The China ban, deposit return schemes (DRSs) and environmental protections following the UK’s exit from the EU were some of the key themes at this year’s Recycling Association (RA) ’Quality First Conference’.

Headlining at the event – held in London on 17 April – was Mary Creagh, Labour MP and chair of the Environmental Audit Committee.

Creagh described herself as a “remainer until I die”, and talked about the hurdles that Brexiteers still face such as the difficulties around the Irish border.

Creagh raised concerns in her keynote speech around the fate of environmental legislation and environmental gains made.

“What happens if we leave: who monitors, enforces and updates those waste targets going beyond 2035? Because at the moment we have a waste target to 2020.

“The circular economy package sets a target of 65% by 2035: who monitors and enforces that if the European Commission and the European Court of Justice are the not the legal backstops on that?

“There is no body in this country that can do that, and it creates a big legal problem which is something that my committee reported on.

“We said we needed a new strong environmental protection agency to make sure that this legislation did not quietly wither on the vine and wasn’t just quietly dropped at a stroke of the minister’s pen.”

Opinion within the industry is divided on plans for a DRS, and Creagh argued that Scotland may force a decision.

She said: “The SNP Government has a determination to act, which is really driving this, because the big manufacturers don’t want to do a DRS in the supermarkets up the road in Scotland and then not have it the other side of the border.”

Set against the background of huge cuts to public funding and the lack of funding for public information campaigns, Creagh asked why the industry did not use social media.

“I think it’s one of the areas where your industry – and forgive me for saying it – is perhaps wildly behind the times in terms of putting out messages about what is and what is not recyclable. You can do it at a fraction of the costs of public information campaigns.”

The Chinese ban on certain imports was a huge topic of debate at the conference. While there had been a market collapse, huge stockpiles and material on the streets has not happened, but there were voices that urged watchfulness because the situation was still evolving.

Overall, while there was frustration at the lack of transparency from Chinese customs, the outlook among delegates was cautiously optimistic and the point was raised that there had been long-term calls to raise quality and that is what China is doing.

Much was made of the impact of the Blue Planet TV series, which had raised environmental consciousness among the public, particularly with regards to plastic. Simon Ellin, RA chief executive, said the industry needed to “ride that wave”.

Iceland Foods’ head of sustainable packaging Richard Parker (pictured) spoke of the difficulties of converting to more environmentally friendly packaging, working with the entire supply chain and communicating the benefits to consumers.
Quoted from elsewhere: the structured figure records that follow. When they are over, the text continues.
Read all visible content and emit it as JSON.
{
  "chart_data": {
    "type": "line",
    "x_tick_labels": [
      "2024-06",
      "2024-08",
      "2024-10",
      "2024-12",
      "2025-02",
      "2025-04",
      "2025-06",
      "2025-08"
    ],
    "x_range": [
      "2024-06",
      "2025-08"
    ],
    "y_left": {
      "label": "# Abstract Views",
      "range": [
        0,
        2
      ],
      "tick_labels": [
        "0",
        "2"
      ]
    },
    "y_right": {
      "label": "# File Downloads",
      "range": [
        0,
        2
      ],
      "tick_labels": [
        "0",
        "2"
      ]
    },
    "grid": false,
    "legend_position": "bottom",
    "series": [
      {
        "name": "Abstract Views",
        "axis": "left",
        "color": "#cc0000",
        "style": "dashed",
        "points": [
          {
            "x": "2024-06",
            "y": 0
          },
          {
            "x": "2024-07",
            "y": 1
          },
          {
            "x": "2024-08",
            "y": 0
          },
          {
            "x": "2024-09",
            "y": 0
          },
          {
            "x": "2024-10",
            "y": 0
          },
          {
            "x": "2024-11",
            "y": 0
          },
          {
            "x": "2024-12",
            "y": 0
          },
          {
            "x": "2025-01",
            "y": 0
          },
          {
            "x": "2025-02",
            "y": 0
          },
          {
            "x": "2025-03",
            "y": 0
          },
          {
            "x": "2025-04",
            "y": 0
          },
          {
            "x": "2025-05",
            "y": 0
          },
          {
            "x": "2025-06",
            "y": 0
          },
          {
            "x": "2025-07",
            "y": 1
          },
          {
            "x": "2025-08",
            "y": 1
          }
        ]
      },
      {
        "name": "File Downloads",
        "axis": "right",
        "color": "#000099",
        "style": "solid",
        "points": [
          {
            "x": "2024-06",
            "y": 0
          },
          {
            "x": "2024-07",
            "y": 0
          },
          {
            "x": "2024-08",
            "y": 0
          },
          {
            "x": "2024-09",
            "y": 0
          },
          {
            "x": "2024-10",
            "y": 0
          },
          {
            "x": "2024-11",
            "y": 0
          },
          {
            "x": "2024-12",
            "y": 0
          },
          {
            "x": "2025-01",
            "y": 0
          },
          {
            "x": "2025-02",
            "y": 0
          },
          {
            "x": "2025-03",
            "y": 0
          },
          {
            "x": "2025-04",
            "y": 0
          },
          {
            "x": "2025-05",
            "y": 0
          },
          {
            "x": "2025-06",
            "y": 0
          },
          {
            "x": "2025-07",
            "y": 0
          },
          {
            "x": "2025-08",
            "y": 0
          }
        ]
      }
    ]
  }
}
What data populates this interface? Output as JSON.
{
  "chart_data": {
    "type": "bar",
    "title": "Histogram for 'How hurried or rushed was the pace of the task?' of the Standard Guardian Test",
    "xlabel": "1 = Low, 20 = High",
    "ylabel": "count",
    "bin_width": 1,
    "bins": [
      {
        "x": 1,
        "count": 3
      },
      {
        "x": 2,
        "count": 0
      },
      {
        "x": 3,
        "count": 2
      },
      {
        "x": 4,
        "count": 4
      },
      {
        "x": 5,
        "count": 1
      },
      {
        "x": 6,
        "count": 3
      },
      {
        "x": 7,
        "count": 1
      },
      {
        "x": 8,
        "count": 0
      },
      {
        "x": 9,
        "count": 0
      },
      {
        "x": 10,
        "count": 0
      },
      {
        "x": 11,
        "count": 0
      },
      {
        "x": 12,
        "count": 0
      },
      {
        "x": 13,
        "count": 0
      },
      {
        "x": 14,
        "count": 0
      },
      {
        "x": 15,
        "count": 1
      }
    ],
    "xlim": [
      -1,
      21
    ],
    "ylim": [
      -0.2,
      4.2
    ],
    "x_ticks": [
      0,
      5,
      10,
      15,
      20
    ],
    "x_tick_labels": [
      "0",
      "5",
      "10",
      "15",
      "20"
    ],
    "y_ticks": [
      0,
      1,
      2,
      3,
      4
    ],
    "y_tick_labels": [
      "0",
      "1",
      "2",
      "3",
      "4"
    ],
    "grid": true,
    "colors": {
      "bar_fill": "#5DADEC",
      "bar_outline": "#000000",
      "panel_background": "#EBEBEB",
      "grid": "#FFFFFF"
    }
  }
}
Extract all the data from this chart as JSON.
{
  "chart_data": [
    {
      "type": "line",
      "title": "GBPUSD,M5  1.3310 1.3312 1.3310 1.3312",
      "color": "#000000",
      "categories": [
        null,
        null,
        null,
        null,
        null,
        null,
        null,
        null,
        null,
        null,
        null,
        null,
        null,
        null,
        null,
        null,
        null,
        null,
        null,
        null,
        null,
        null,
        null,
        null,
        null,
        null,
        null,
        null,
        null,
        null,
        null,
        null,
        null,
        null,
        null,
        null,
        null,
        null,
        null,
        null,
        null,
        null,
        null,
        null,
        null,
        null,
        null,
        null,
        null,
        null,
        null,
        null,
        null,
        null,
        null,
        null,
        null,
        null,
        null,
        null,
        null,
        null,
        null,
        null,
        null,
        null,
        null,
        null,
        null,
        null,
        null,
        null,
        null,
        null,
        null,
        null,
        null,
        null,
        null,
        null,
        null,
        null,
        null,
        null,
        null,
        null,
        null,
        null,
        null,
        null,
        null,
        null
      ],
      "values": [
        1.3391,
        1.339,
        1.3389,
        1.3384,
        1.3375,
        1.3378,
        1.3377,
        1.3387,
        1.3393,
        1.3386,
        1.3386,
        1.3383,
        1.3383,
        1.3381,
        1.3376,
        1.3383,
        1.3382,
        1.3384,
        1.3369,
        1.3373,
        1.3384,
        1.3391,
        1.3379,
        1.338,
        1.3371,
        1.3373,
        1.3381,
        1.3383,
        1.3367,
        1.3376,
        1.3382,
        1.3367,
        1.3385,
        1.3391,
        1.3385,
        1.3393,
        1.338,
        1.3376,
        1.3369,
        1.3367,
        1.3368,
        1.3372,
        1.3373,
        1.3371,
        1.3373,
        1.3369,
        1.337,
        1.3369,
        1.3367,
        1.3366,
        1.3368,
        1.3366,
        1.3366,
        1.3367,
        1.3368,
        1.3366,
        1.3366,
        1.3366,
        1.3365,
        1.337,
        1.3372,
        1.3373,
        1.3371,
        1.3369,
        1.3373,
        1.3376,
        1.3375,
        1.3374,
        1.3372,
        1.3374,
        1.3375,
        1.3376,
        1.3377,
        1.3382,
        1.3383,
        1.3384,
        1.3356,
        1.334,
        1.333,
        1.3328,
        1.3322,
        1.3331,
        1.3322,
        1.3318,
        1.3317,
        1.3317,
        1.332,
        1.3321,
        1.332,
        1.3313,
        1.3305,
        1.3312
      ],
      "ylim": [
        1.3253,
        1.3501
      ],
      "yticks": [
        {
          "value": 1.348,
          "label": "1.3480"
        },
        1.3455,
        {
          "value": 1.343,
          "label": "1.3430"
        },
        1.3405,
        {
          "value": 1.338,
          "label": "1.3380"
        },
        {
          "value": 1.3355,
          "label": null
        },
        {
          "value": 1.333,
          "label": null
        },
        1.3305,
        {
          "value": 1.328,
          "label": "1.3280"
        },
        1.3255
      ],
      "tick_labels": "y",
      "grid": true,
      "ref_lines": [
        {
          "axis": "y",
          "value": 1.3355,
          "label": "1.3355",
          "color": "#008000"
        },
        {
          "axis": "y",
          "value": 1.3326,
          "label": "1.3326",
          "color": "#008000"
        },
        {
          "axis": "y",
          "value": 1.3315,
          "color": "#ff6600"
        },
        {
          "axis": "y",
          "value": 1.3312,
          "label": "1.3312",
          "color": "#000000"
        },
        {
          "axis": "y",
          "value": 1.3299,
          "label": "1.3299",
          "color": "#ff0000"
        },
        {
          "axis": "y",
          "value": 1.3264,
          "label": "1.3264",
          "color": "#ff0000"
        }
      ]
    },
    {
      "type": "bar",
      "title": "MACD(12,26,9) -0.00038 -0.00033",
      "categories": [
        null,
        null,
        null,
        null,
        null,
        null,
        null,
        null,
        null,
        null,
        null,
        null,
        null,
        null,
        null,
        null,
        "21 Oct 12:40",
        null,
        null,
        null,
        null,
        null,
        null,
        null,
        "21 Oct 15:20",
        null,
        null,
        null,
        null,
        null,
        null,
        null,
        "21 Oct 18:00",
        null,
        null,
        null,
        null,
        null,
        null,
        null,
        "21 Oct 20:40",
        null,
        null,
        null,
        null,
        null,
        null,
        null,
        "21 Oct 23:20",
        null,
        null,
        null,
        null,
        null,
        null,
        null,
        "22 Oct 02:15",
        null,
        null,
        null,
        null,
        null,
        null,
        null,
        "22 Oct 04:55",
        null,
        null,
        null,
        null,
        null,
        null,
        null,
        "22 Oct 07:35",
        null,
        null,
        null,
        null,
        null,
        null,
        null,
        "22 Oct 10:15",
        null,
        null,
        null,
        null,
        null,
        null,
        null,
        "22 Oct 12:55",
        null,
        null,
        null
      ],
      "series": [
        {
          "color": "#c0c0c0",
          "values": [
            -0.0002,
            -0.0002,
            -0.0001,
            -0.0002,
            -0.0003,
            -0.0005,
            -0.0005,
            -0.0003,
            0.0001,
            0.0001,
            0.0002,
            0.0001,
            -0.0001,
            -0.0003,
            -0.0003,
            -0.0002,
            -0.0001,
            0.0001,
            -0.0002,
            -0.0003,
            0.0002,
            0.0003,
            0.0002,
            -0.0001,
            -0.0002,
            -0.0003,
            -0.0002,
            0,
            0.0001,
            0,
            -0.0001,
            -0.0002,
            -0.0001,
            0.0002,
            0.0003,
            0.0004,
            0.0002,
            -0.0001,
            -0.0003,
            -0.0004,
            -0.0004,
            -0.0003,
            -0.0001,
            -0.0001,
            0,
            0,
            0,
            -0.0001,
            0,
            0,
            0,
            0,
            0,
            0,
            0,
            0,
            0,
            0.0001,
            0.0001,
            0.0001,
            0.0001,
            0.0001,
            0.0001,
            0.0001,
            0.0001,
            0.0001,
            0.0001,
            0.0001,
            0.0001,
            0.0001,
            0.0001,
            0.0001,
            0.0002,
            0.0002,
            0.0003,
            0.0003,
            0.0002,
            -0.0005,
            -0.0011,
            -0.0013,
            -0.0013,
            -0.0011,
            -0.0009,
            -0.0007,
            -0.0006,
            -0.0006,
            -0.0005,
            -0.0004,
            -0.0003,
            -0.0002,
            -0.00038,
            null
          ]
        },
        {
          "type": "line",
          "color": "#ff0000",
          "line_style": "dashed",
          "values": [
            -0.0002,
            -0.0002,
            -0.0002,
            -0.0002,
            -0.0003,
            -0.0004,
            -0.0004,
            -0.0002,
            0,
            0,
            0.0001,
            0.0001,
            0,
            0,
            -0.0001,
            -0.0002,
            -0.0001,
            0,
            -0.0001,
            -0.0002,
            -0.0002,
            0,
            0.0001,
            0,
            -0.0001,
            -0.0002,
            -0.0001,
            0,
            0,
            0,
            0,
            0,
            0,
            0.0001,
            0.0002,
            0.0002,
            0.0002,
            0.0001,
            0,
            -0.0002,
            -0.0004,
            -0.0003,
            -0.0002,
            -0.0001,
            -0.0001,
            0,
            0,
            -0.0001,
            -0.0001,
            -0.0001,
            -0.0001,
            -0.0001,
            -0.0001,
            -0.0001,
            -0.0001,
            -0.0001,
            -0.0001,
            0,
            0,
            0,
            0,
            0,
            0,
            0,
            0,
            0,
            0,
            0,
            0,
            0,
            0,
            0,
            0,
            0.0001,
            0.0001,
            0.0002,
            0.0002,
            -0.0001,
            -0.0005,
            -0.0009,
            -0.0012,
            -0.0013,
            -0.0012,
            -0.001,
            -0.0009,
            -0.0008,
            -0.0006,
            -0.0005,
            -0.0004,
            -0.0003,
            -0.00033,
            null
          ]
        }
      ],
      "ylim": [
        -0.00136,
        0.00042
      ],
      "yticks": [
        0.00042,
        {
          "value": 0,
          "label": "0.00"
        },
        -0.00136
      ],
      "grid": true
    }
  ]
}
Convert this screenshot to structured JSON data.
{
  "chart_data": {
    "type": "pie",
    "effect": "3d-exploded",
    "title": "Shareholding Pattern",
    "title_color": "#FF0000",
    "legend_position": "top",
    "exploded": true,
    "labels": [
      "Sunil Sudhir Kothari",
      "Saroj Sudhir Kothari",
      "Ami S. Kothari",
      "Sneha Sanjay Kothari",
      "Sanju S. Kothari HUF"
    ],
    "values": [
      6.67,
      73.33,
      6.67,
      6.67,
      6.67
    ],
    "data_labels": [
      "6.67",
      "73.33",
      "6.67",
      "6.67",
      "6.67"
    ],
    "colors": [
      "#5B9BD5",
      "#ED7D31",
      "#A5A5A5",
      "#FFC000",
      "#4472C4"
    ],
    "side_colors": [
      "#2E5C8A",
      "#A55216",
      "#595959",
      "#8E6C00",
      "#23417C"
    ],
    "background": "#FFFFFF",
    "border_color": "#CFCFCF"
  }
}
He said that, as a “last resort”, the chain would look at collecting packaging materials itself and carrying out the processing itself.

Parker spoke of the importance of working collaboratively, which was a theme supported broadly, despite difficulties due to competition rules between supermarkets. There was emphasis on working with designers; Sanjay Patel, founding partner from the Packaging Collective, said: “Good design costs the same as bad design.”